Halikarnas Balıkçısı aradığını sürgünde buldu

Piyanist ve besteci Sabri Tuluğ Tırpan, Cevat Şakir Kabaağaçlı nam-ı diğer Halikarnas Balıkçısı’nın Bodrum’daki sürgün yıllarını anlattığı Mavi Sürgün kitabını besteledi. Bu hikayenin içindeki dönüşümü çok etkileyici bulduğunu söyleyen Tırpan, “Ben burada tasavvufi bir öykünün de olduğunu düşünüyorum. Arayışına hiç son vermemiş” diyor.

Harun Karabuç
04:00 - 24/02/2019 Pazar
Güncelleme: 14:36 - 23/02/2019 Cumartesi
Yeni Şafak
Halikarnas Balıkçısı
Halikarnas Balıkçısı

Cevat Şakir Kabaağaçlı, dört asker kaçağının kadersizliğiyle ilgili olarak Hüseyin Kenan takma adıyla kaleme aldığı 13 Nisan 1925 tarihli “Hapishanede İdama Mahkûm Olanlar Bile Bile Asılmaya Nasıl Giderler” başlıklı öyküsünden ötürü İstanbul İstiklal Mahkemesi’nde yargılanarak Bodrum’a sürülür.

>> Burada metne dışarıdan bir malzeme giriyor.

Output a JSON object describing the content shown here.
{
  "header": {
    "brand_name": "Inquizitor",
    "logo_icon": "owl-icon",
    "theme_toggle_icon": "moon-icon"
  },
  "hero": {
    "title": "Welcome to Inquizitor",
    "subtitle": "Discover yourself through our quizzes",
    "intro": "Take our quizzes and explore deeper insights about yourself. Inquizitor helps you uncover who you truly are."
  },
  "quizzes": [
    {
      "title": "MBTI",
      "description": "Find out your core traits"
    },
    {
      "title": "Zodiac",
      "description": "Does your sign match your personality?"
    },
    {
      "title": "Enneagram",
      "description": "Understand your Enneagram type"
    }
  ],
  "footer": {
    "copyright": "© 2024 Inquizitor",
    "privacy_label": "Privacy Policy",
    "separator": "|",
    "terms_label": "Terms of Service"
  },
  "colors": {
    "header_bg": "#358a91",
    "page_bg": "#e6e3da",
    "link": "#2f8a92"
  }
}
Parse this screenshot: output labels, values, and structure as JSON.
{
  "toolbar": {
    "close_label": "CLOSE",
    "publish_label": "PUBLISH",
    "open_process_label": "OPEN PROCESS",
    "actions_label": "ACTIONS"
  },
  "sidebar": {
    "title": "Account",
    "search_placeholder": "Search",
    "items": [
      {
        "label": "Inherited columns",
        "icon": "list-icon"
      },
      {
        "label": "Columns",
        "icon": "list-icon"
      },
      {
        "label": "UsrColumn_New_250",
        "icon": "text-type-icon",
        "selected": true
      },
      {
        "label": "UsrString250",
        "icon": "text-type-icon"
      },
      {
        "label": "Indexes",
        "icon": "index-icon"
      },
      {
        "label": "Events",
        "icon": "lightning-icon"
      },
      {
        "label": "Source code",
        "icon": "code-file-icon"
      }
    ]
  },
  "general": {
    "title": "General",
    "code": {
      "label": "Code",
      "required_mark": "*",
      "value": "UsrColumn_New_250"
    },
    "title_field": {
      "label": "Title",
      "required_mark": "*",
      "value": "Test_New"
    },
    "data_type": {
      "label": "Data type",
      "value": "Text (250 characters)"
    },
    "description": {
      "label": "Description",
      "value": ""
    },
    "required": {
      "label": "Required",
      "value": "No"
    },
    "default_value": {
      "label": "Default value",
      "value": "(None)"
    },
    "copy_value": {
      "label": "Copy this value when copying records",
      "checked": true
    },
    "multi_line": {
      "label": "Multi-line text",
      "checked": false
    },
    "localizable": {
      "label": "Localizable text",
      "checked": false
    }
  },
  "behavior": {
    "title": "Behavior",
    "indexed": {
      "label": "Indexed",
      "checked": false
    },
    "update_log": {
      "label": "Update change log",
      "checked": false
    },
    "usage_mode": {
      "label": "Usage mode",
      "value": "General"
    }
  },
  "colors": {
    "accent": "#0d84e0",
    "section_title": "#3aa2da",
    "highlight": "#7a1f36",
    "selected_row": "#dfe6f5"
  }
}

O sürgün yıllarını kaleme alır ve Türk edebiyatının en özgün metinlerinden birine imza atar: Mavi Sürgün. Bu sürgün aslında onun Cevat Şakir’den Halikarnas Balıkçısı’na dönüşmesine de vesile olur. Mavi Sürgün’den ilham alan piyanist ve besteci Sabri Tuluğ Tırpan, bu eseri aynı isimle besteledi. Beş bölümden oluşan eser, Yetkin Dikinciler’in anlatımı, Feryal Öney’in etnik- atmosferik vokali, Su Güneş Mıhladız’ın koreografisi, ebru sanatçısı Garip Ay’ın interaktif sunumu ve Beyti Engin rejisörlüğünde hayat buluyor. Mavi Sürgün, 15 Mart 2019 Cuma saat 20.30’da izleyicisiyle buluşmaya hazırlanırken biz de bu hafta Sabri Tuluğ Tırpan, Feryal Öney, Yetkin Dikinciler ve Beyti Engin ile bir araya gelip projenin detaylarını konuştuk. “Cevat Şakir’in sürgününde tasavvufi bir öykünün de olduğunu düşünüyorum. Arayışına hiç son vermemiş. Aslında çok şanslı bir insan ve şanslı bir öykü. Çünkü çok fazla aradığını bulamayan da var” diyen Tırpan, Cevat Şakir’in aradığını sürgünde bulduğunu söylüyor.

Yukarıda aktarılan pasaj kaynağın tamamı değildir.